Одним из кардинальных отличий человека от человекообразных родственников является произвольная звуковая коммуникация. Шимпанзе, бонобо и другие приматы не могут произносить разнообразные слоговые звуки вне связи с соответствующим эмоциональным состоянием. Человек может произнести любое слово, даже означающее крайнюю степень эмоционального состояния, абсолютно спокойно, например, рассказывая о происходящем у родичей по соседству.
Разумеется, у самых первых девственниц, составивших маргинальный круг для игры во взрослую стаю, в ходе этой игры эмоции и соответствующие им звуки были так же жестко связаны.
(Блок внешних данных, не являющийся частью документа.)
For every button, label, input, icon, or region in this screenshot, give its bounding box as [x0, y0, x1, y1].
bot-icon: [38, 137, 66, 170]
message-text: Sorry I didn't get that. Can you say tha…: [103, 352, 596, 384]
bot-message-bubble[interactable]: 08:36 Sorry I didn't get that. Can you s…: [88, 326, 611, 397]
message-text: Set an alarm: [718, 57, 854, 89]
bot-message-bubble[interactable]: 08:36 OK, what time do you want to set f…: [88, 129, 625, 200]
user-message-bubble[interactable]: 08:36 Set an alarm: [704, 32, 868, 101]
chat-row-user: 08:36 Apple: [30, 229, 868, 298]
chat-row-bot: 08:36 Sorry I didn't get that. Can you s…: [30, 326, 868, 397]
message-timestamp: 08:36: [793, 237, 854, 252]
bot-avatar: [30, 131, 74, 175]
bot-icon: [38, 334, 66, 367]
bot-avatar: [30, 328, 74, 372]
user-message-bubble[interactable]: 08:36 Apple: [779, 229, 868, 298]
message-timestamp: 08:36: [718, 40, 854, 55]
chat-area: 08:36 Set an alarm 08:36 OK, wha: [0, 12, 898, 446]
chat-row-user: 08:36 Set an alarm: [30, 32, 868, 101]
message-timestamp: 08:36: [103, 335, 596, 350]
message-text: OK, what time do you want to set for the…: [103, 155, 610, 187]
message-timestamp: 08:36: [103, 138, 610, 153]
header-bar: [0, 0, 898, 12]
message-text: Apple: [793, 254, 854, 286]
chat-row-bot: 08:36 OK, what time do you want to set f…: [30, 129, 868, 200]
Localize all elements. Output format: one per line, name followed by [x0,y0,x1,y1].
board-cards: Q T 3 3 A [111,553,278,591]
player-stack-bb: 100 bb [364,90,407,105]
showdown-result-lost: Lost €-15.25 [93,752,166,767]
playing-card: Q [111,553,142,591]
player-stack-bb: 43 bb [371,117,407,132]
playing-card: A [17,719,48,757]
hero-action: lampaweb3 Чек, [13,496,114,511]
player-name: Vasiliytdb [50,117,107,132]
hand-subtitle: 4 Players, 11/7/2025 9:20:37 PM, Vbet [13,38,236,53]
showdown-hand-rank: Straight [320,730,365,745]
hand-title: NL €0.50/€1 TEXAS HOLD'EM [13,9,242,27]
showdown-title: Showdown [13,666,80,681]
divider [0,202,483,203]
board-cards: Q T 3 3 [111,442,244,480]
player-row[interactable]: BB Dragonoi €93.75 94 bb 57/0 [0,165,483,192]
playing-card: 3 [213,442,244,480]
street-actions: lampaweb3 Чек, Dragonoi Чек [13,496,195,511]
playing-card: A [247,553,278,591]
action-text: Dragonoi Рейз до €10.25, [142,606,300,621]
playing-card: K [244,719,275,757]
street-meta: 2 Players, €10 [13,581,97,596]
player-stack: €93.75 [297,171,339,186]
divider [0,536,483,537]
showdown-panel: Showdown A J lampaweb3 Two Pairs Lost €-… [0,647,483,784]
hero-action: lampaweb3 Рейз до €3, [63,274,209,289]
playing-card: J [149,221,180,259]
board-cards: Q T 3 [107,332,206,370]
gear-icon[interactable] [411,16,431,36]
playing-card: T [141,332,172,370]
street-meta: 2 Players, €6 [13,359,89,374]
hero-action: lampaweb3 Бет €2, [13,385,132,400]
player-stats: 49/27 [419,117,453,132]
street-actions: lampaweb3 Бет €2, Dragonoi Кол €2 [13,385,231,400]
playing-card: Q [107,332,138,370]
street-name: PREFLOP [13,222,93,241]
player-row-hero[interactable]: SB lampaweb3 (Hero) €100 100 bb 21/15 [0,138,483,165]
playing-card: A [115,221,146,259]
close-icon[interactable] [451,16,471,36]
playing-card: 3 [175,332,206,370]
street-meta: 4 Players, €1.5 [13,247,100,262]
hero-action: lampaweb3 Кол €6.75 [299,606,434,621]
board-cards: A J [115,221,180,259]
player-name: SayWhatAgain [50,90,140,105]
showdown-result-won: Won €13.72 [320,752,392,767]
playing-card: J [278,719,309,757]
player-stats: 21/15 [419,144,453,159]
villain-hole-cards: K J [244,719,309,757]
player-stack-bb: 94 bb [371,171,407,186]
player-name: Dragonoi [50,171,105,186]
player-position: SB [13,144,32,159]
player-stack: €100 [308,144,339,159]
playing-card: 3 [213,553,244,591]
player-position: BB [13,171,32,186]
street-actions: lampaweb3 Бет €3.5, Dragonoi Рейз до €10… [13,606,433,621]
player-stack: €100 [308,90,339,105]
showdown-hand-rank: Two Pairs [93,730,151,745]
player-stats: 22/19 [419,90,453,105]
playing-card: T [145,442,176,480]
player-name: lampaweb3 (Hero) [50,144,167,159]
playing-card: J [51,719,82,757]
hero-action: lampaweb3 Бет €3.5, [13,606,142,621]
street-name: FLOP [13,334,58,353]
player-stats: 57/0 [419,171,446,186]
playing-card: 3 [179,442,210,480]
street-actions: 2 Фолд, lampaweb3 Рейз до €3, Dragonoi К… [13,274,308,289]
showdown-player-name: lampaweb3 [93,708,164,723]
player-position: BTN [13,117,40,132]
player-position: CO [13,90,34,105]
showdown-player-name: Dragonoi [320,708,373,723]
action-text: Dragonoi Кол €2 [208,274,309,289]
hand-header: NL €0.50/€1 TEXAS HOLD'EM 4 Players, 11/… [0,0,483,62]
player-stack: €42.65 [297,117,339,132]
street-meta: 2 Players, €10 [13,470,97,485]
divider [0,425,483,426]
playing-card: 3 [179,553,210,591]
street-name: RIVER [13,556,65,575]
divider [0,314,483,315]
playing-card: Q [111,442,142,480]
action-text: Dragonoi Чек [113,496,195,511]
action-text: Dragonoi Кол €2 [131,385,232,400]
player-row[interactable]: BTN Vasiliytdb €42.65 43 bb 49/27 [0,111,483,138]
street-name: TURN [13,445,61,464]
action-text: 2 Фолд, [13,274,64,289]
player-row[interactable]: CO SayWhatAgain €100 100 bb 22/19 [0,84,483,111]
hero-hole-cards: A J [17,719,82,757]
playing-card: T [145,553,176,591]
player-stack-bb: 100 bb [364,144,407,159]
Однако, на следующих этапах, когда решение первичной проблемы было найдено, и социальный статус во взрослой стае восстановлен, эта жесткая связь с эмоциями была уже отчасти подорвана. Регулярное участие в маргинальном ритуале и озвучивание «слов» уже не были связаны с исходными эмоциями, позитивными или негативными.
Скорее всего, в ритуальном круге те же самые «слова» произносились в ином, детском тембре, и уже это разделение обеспечило расхождение формы сакральных «слов» от эмоциональных животных звуков. Стоит лишний раз напомнить, что каждая стадия антропогенеза и все этапы каждого «дня творения» в реальном масштабе времени заняли даже не сотни, а многие тысячи смен поколений. Бесконечное повторение ритуала первой мистерии, уже не связанной с первоначальным маниакально-депрессивным состоянием «жриц», но еще не перешедшее в повторный более глубокий раскол стаи, не могло не привести к редукции и формализации ритуала, в том числе унификации произношения сакрального варианта звуковой сигнализации.
Еще одно необходимое следствие усложнения социально-возрастной структуры и обстоятельств повседневной жизни стаи приматов – появление новых слоговых звуков, связанных с новыми эмоционально окрашенными ситуациями. (О таком усложнении звукового репертуара говорят опыты приматологов, организующих новые «вводные» для приматов.) Соответственно, по мере усложнения системы поведенческих стереотипов в стае усложняется и репертуар сакральных слов-слогов, отделенных от изначальных эмоций, но пока не отделенных от их все более условного представления в первобытном «театре».